To measure the best ensemble’s effectiveness, we evaluate it on the test data. We calculate PCC values for each emotion dataset and average the results, as it was done by the competition organizers.

As we can see, results for the test data are predictably worse than those for the combined training and development datasets. 

In [254]:
# For anger

anger_test_labels = test_ensemble_confscores(anger_data, anger_data['Class'], anger_test, ['Vector_roBERTa', 'Vector_deepmoji', 'Vector_bert', 'Vector_use', 'Vector_w2v'], [19, 23, 19, 23, 21], additive(), additive(), 0.0420)
anger_test_PCC = pearsonr(anger_test['Class'], anger_test_labels)[0]
print("Test PCC score for anger data: ", anger_test_PCC)

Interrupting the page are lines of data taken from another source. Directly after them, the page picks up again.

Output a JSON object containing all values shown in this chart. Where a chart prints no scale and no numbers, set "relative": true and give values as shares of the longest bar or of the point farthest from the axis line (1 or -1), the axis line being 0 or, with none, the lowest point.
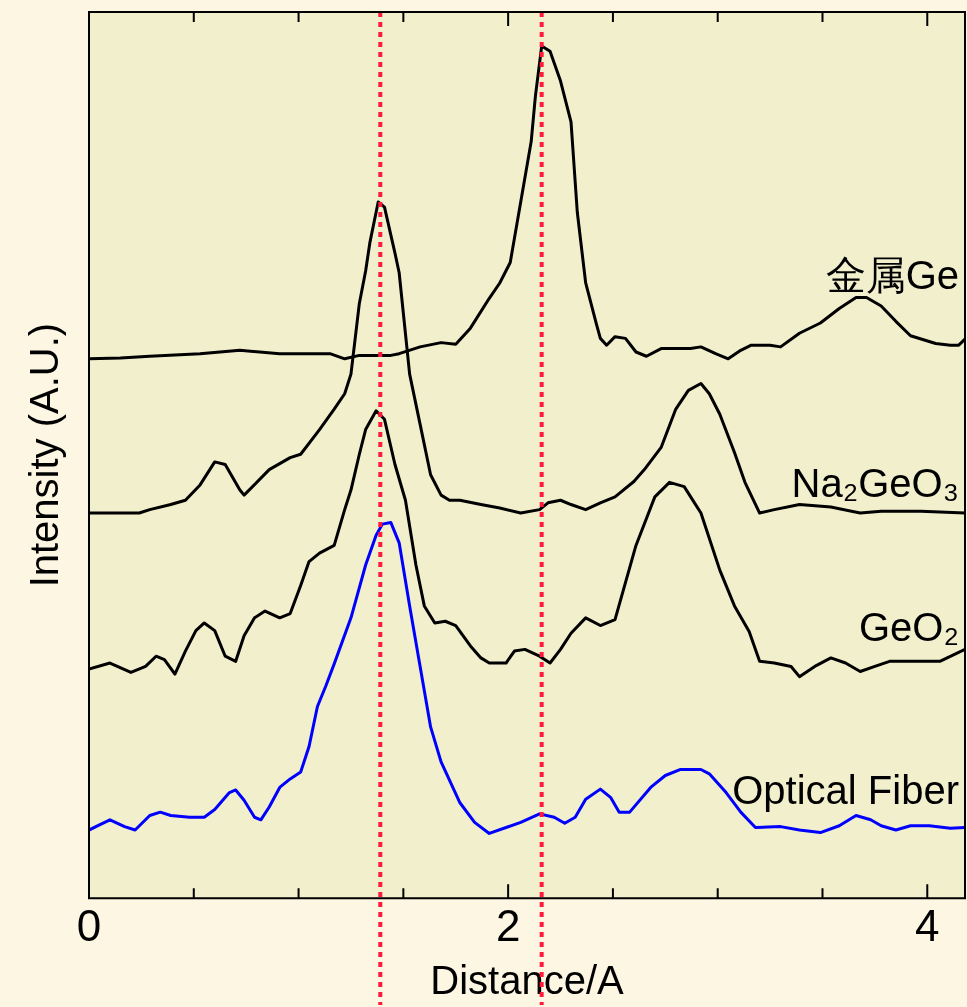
{
  "chart_data": {
    "type": "line",
    "xlabel": "Distance/A",
    "ylabel": "Intensity (A.U.)",
    "relative": true,
    "xlim": [
      0,
      4.18
    ],
    "xticks": [
      0,
      {
        "value": 0.5,
        "label": null
      },
      {
        "value": 1,
        "label": null
      },
      {
        "value": 1.5,
        "label": null
      },
      2,
      {
        "value": 2.5,
        "label": null
      },
      {
        "value": 3,
        "label": null
      },
      {
        "value": 3.5,
        "label": null
      },
      4
    ],
    "grid": false,
    "legend": false,
    "marker": "none",
    "line_style": "solid",
    "ref_lines": [
      {
        "axis": "x",
        "value": 1.39,
        "color": "#ff1a3c",
        "line_style": "dotted"
      },
      {
        "axis": "x",
        "value": 2.16,
        "color": "#ff1a3c",
        "line_style": "dotted"
      }
    ],
    "series": [
      {
        "name": "金属Ge",
        "color": "#000000",
        "x": [
          0,
          0.15,
          0.29,
          0.53,
          0.72,
          0.91,
          1.15,
          1.22,
          1.29,
          1.44,
          1.48,
          1.58,
          1.68,
          1.75,
          1.82,
          1.91,
          1.96,
          2.01,
          2.06,
          2.11,
          2.13,
          2.16,
          2.2,
          2.25,
          2.3,
          2.33,
          2.37,
          2.42,
          2.44,
          2.47,
          2.51,
          2.56,
          2.61,
          2.66,
          2.73,
          2.87,
          2.92,
          2.99,
          3.05,
          3.11,
          3.16,
          3.25,
          3.3,
          3.39,
          3.49,
          3.58,
          3.66,
          3.71,
          3.78,
          3.85,
          3.92,
          4.04,
          4.11,
          4.15,
          4.18
        ],
        "values": [
          0.633,
          0.634,
          0.636,
          0.639,
          0.643,
          0.639,
          0.639,
          0.633,
          0.637,
          0.637,
          0.639,
          0.647,
          0.652,
          0.65,
          0.669,
          0.704,
          0.722,
          0.746,
          0.817,
          0.888,
          0.941,
          1,
          0.994,
          0.959,
          0.911,
          0.805,
          0.722,
          0.675,
          0.657,
          0.649,
          0.659,
          0.657,
          0.641,
          0.636,
          0.645,
          0.645,
          0.647,
          0.639,
          0.633,
          0.643,
          0.649,
          0.649,
          0.647,
          0.663,
          0.675,
          0.692,
          0.705,
          0.705,
          0.695,
          0.677,
          0.66,
          0.651,
          0.649,
          0.649,
          0.656
        ]
      },
      {
        "name": "Na₂GeO₃",
        "color": "#000000",
        "x": [
          0,
          0.15,
          0.24,
          0.29,
          0.39,
          0.46,
          0.53,
          0.6,
          0.65,
          0.72,
          0.74,
          0.86,
          0.96,
          1.01,
          1.1,
          1.17,
          1.22,
          1.25,
          1.29,
          1.32,
          1.34,
          1.38,
          1.41,
          1.46,
          1.48,
          1.53,
          1.58,
          1.63,
          1.68,
          1.72,
          1.77,
          1.87,
          1.96,
          2.06,
          2.15,
          2.19,
          2.25,
          2.3,
          2.37,
          2.44,
          2.51,
          2.6,
          2.65,
          2.73,
          2.8,
          2.86,
          2.92,
          2.96,
          3.01,
          3.08,
          3.13,
          3.2,
          3.27,
          3.39,
          3.54,
          3.68,
          3.78,
          3.97,
          4.18
        ],
        "values": [
          0.452,
          0.452,
          0.452,
          0.456,
          0.462,
          0.467,
          0.485,
          0.512,
          0.509,
          0.479,
          0.473,
          0.503,
          0.517,
          0.521,
          0.55,
          0.574,
          0.592,
          0.615,
          0.698,
          0.736,
          0.769,
          0.817,
          0.811,
          0.757,
          0.734,
          0.615,
          0.556,
          0.497,
          0.473,
          0.467,
          0.467,
          0.462,
          0.458,
          0.452,
          0.456,
          0.464,
          0.467,
          0.462,
          0.456,
          0.464,
          0.471,
          0.489,
          0.503,
          0.529,
          0.574,
          0.596,
          0.604,
          0.592,
          0.568,
          0.523,
          0.488,
          0.452,
          0.456,
          0.462,
          0.459,
          0.452,
          0.454,
          0.454,
          0.452
        ]
      },
      {
        "name": "GeO₂",
        "color": "#000000",
        "x": [
          0,
          0.1,
          0.2,
          0.27,
          0.32,
          0.36,
          0.41,
          0.46,
          0.51,
          0.55,
          0.6,
          0.65,
          0.7,
          0.74,
          0.79,
          0.84,
          0.91,
          0.96,
          1.01,
          1.05,
          1.1,
          1.17,
          1.22,
          1.25,
          1.29,
          1.32,
          1.37,
          1.41,
          1.46,
          1.51,
          1.56,
          1.6,
          1.65,
          1.7,
          1.75,
          1.82,
          1.87,
          1.91,
          1.99,
          2.03,
          2.08,
          2.15,
          2.2,
          2.25,
          2.3,
          2.37,
          2.44,
          2.51,
          2.61,
          2.7,
          2.77,
          2.84,
          2.92,
          3.01,
          3.08,
          3.15,
          3.2,
          3.27,
          3.35,
          3.39,
          3.47,
          3.54,
          3.61,
          3.68,
          3.75,
          3.82,
          3.97,
          4.06,
          4.18
        ],
        "values": [
          0.269,
          0.276,
          0.265,
          0.272,
          0.284,
          0.28,
          0.263,
          0.29,
          0.314,
          0.323,
          0.314,
          0.284,
          0.278,
          0.308,
          0.329,
          0.337,
          0.329,
          0.334,
          0.367,
          0.395,
          0.405,
          0.414,
          0.456,
          0.479,
          0.521,
          0.55,
          0.572,
          0.562,
          0.509,
          0.467,
          0.391,
          0.343,
          0.323,
          0.325,
          0.32,
          0.296,
          0.282,
          0.276,
          0.276,
          0.29,
          0.292,
          0.284,
          0.276,
          0.292,
          0.311,
          0.329,
          0.32,
          0.327,
          0.414,
          0.471,
          0.488,
          0.483,
          0.452,
          0.385,
          0.343,
          0.313,
          0.278,
          0.276,
          0.272,
          0.26,
          0.273,
          0.282,
          0.276,
          0.266,
          0.272,
          0.278,
          0.278,
          0.278,
          0.292
        ]
      },
      {
        "name": "Optical Fiber",
        "color": "#0000ff",
        "x": [
          0,
          0.05,
          0.1,
          0.17,
          0.22,
          0.29,
          0.34,
          0.39,
          0.48,
          0.55,
          0.6,
          0.67,
          0.7,
          0.74,
          0.79,
          0.82,
          0.86,
          0.91,
          0.96,
          1.01,
          1.05,
          1.09,
          1.13,
          1.17,
          1.25,
          1.32,
          1.37,
          1.4,
          1.44,
          1.48,
          1.53,
          1.58,
          1.63,
          1.68,
          1.77,
          1.84,
          1.91,
          1.99,
          2.06,
          2.15,
          2.22,
          2.27,
          2.32,
          2.37,
          2.44,
          2.49,
          2.53,
          2.58,
          2.68,
          2.75,
          2.82,
          2.92,
          2.96,
          3.04,
          3.11,
          3.18,
          3.3,
          3.39,
          3.49,
          3.58,
          3.66,
          3.73,
          3.78,
          3.85,
          3.92,
          4.01,
          4.11,
          4.18
        ],
        "values": [
          0.08,
          0.086,
          0.092,
          0.084,
          0.08,
          0.097,
          0.101,
          0.097,
          0.095,
          0.095,
          0.104,
          0.124,
          0.127,
          0.115,
          0.095,
          0.092,
          0.107,
          0.13,
          0.14,
          0.148,
          0.178,
          0.225,
          0.249,
          0.275,
          0.329,
          0.391,
          0.426,
          0.439,
          0.441,
          0.417,
          0.343,
          0.272,
          0.201,
          0.16,
          0.112,
          0.089,
          0.076,
          0.083,
          0.089,
          0.099,
          0.095,
          0.088,
          0.095,
          0.116,
          0.128,
          0.118,
          0.101,
          0.101,
          0.13,
          0.144,
          0.151,
          0.151,
          0.146,
          0.124,
          0.101,
          0.083,
          0.084,
          0.08,
          0.077,
          0.085,
          0.097,
          0.092,
          0.085,
          0.08,
          0.085,
          0.085,
          0.082,
          0.083
        ]
      }
    ]
  }
}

Test PCC score for anger data:  0.6432847625677238


In [256]:
# For joy

joy_test_labels = test_ensemble_confscores(joy_data, joy_data['Class'], joy_test, ['Vector_roBERTa', 'Vector_deepmoji', 'Vector_bert', 'Vector_sbert', 'Vector_use'], [9, 19, 17, 15, 23], additive(), additive(), 0.0320)
joy_test_PCC = pearsonr(joy_test['Class'], joy_test_labels)[0]
print("Test PCC score for joy data: ", joy_test_PCC)

Test PCC score for joy data:  0.6819870615829331


In [258]:
# For sadness

sad_test_labels = test_ensemble_confscores(sad_data, sad_data['Class'], sad_test, ['Vector_roBERTa', 'Vector_deepmoji', 'Vector_sbert', 'Vector_use'], [23, 23, 23, 23], additive(), additive(), 0.0320)
sad_test_PCC = pearsonr(sad_test['Class'], sad_test_labels)[0]
print("Test PCC score for sad data: ", sad_test_PCC)

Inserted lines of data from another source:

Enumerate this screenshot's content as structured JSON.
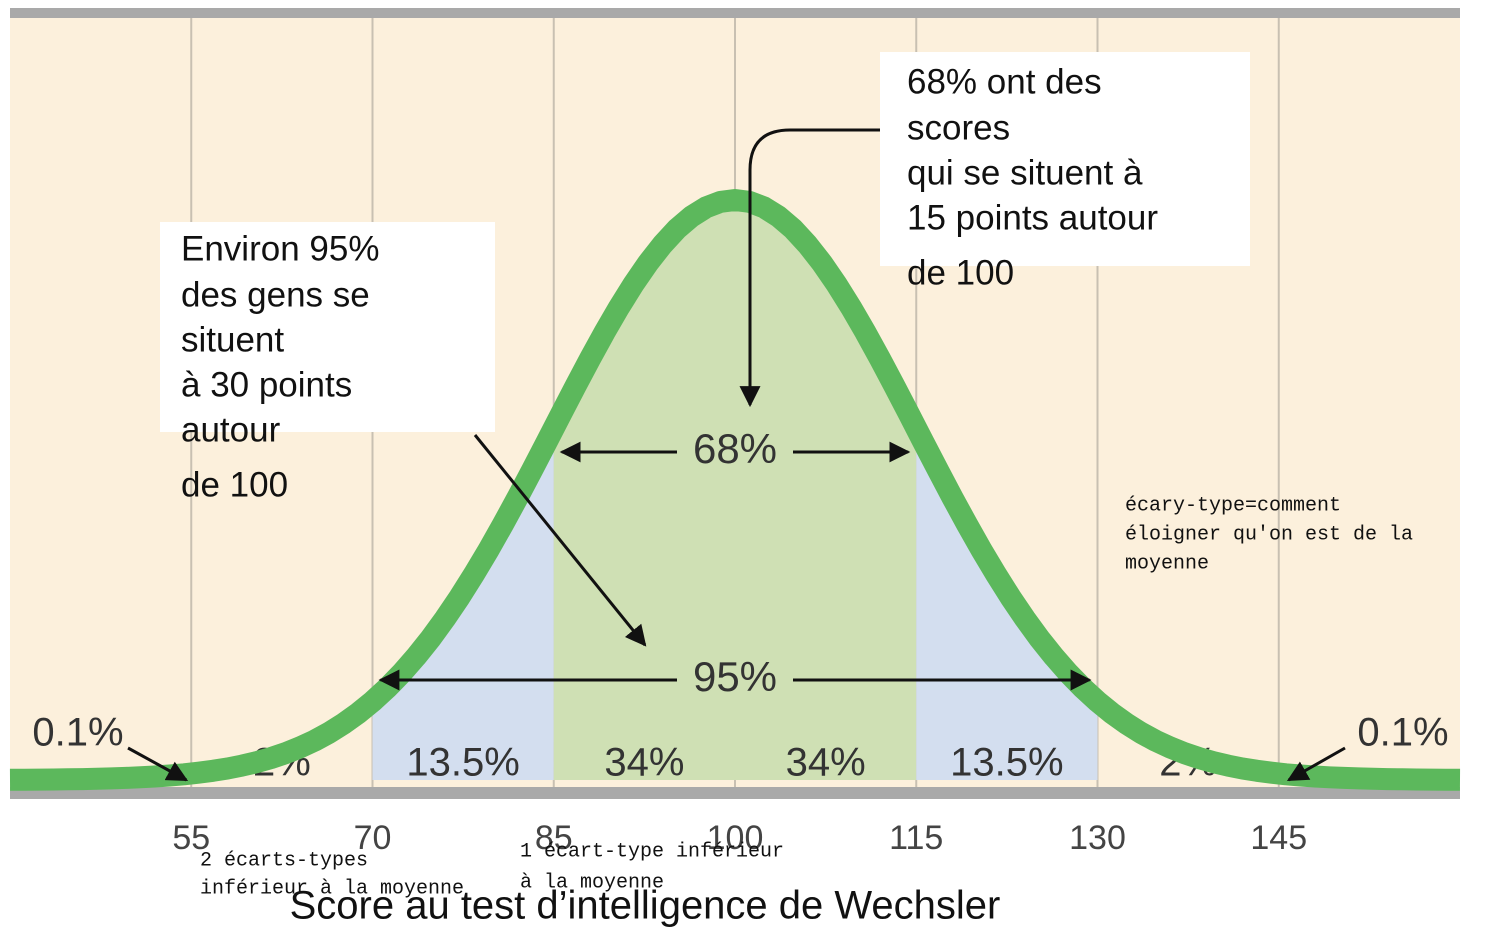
{
  "chart_data": {
    "type": "bell",
    "title": "Score au test d’intelligence de Wechsler",
    "xlim": [
      40,
      160
    ],
    "xticks": [
      55,
      70,
      85,
      100,
      115,
      130,
      145
    ],
    "bands": {
      "edges": [
        55,
        70,
        85,
        100,
        115,
        130,
        145
      ],
      "values": [
        2,
        13.5,
        34,
        34,
        13.5,
        2
      ],
      "value_labels": [
        "2%",
        "13.5%",
        "34%",
        "34%",
        "13.5%",
        "2%"
      ],
      "colors": [
        null,
        "#d3deef",
        "#cfe0b4",
        "#cfe0b4",
        "#d3deef",
        null
      ]
    },
    "tails": {
      "values": [
        0.1,
        0.1
      ],
      "value_labels": [
        "0.1%",
        "0.1%"
      ]
    },
    "spans": [
      {
        "value": 68,
        "label": "68%",
        "from": 85,
        "to": 115
      },
      {
        "value": 95,
        "label": "95%",
        "from": 70,
        "to": 130
      }
    ],
    "curve_color": "#5cb85c",
    "annotations": {
      "left_box": [
        "Environ 95%",
        "des gens se",
        "situent",
        "à 30 points",
        "autour",
        "de 100"
      ],
      "right_box": [
        "68% ont des",
        "scores",
        " qui se situent à",
        "15 points autour",
        "de 100"
      ],
      "ecart_note": [
        "écary-type=comment",
        "éloigner qu'on est de la",
        "moyenne"
      ],
      "two_sd": [
        "2 écarts-types",
        "inférieur à la moyenne"
      ],
      "one_sd": [
        "1 écart-type inférieur",
        "à la moyenne"
      ]
    }
  }
}
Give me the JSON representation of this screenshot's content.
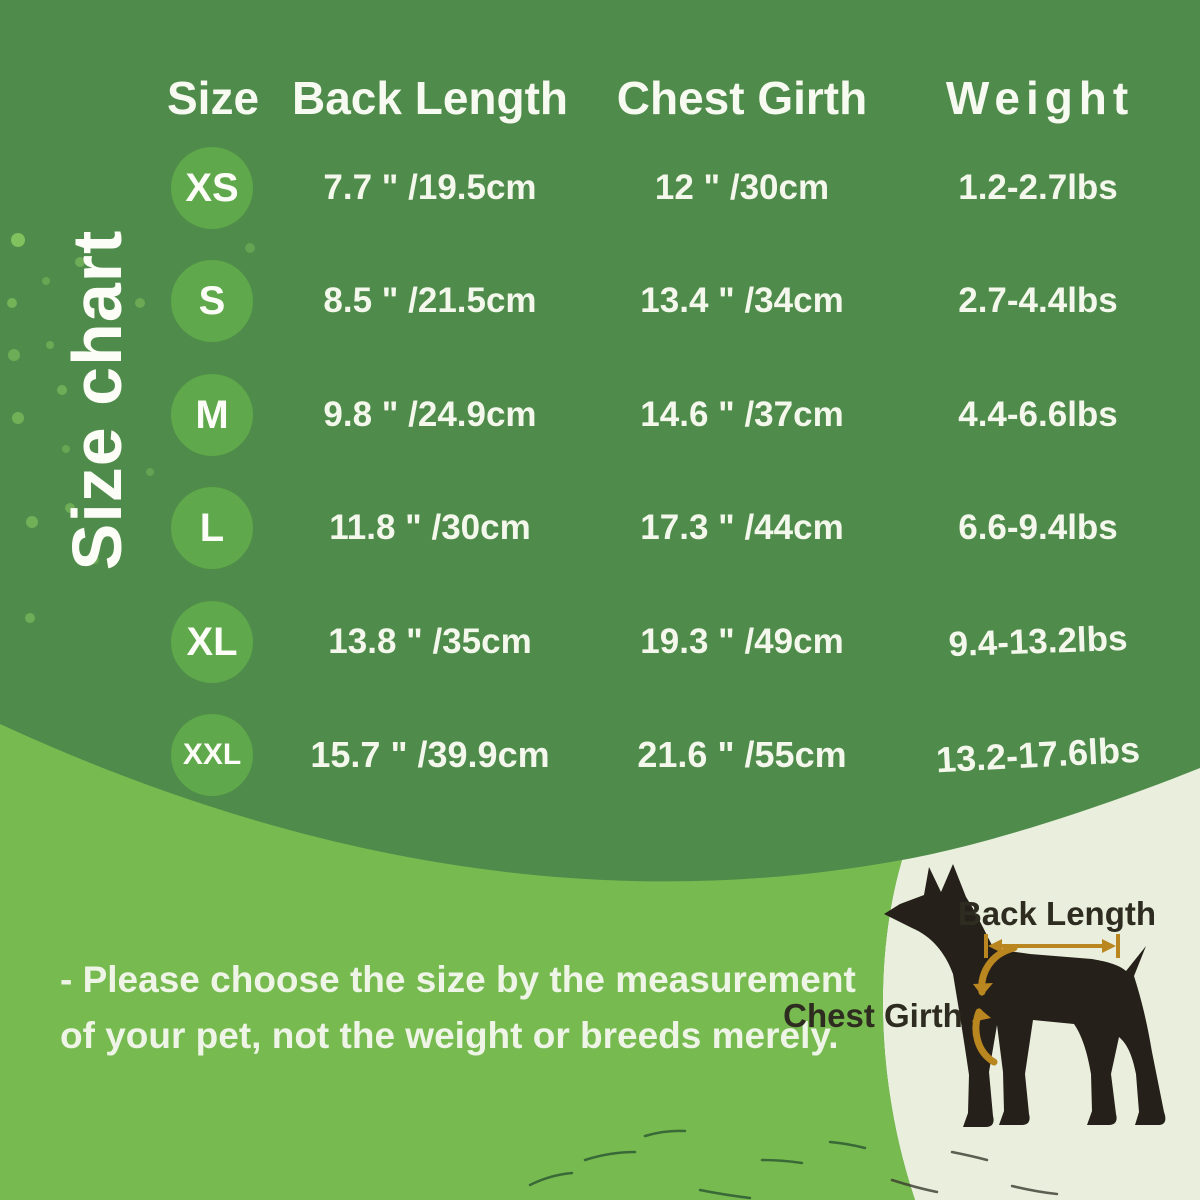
{
  "page": {
    "vertical_title": "Size chart",
    "note_line1": "- Please choose the size by the measurement",
    "note_line2": "of your pet, not the weight or breeds merely."
  },
  "table": {
    "headers": [
      "Size",
      "Back Length",
      "Chest Girth",
      "Weight"
    ],
    "rows": [
      {
        "size": "XS",
        "back": "7.7 \" /19.5cm",
        "chest": "12 \" /30cm",
        "weight": "1.2-2.7lbs"
      },
      {
        "size": "S",
        "back": "8.5 \" /21.5cm",
        "chest": "13.4 \" /34cm",
        "weight": "2.7-4.4lbs"
      },
      {
        "size": "M",
        "back": "9.8 \" /24.9cm",
        "chest": "14.6 \" /37cm",
        "weight": "4.4-6.6lbs"
      },
      {
        "size": "L",
        "back": "11.8 \" /30cm",
        "chest": "17.3 \" /44cm",
        "weight": "6.6-9.4lbs"
      },
      {
        "size": "XL",
        "back": "13.8 \" /35cm",
        "chest": "19.3 \" /49cm",
        "weight": "9.4-13.2lbs"
      },
      {
        "size": "XXL",
        "back": "15.7 \" /39.9cm",
        "chest": "21.6 \" /55cm",
        "weight": "13.2-17.6lbs"
      }
    ]
  },
  "diagram": {
    "back_length_label": "Back Length",
    "chest_girth_label": "Chest Girth"
  },
  "colors": {
    "background_green": "#4f8b4a",
    "circle_green": "#5fa84b",
    "light_green": "#77ba50",
    "cream": "#e9efdc",
    "text_light": "#f4f8ec",
    "arrow_orange": "#b9861f",
    "dog_dark": "#26201a",
    "label_dark": "#2e2c20"
  }
}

Test PCC score for sad data:  0.6900805693475882


In [260]:
# For fear

fear_test_labels = test_ensemble_confscores(fear_data, fear_data['Class'], fear_test, ['Vector_roBERTa', 'Vector_deepmoji', 'Vector_sbert', 'Vector_use', 'Vector_w2v'], [9, 21, 11, 21, 7], additive(), additive(), 0.0460)
fear_test_PCC = pearsonr(fear_test['Class'], fear_test_labels)[0]
print("Test PCC score for fear data: ", fear_test_PCC)

Test PCC score for fear data:  0.5759393410711254


In [261]:
# The average PCC value

print("The average PCC value for 4 datasets: ", (anger_test_PCC+joy_test_PCC+sad_test_PCC+fear_test_PCC)/4)

The average PCC value for 4 datasets:  0.6478229336423427


We submitted the predicted labels for the test data in the required format to the competition web page - https://competitions.codalab.org/competitions/17751#learn_the_details-evaluation. 

After submission, we took **the second place** in the competition leader board with **PCC = 0.654**.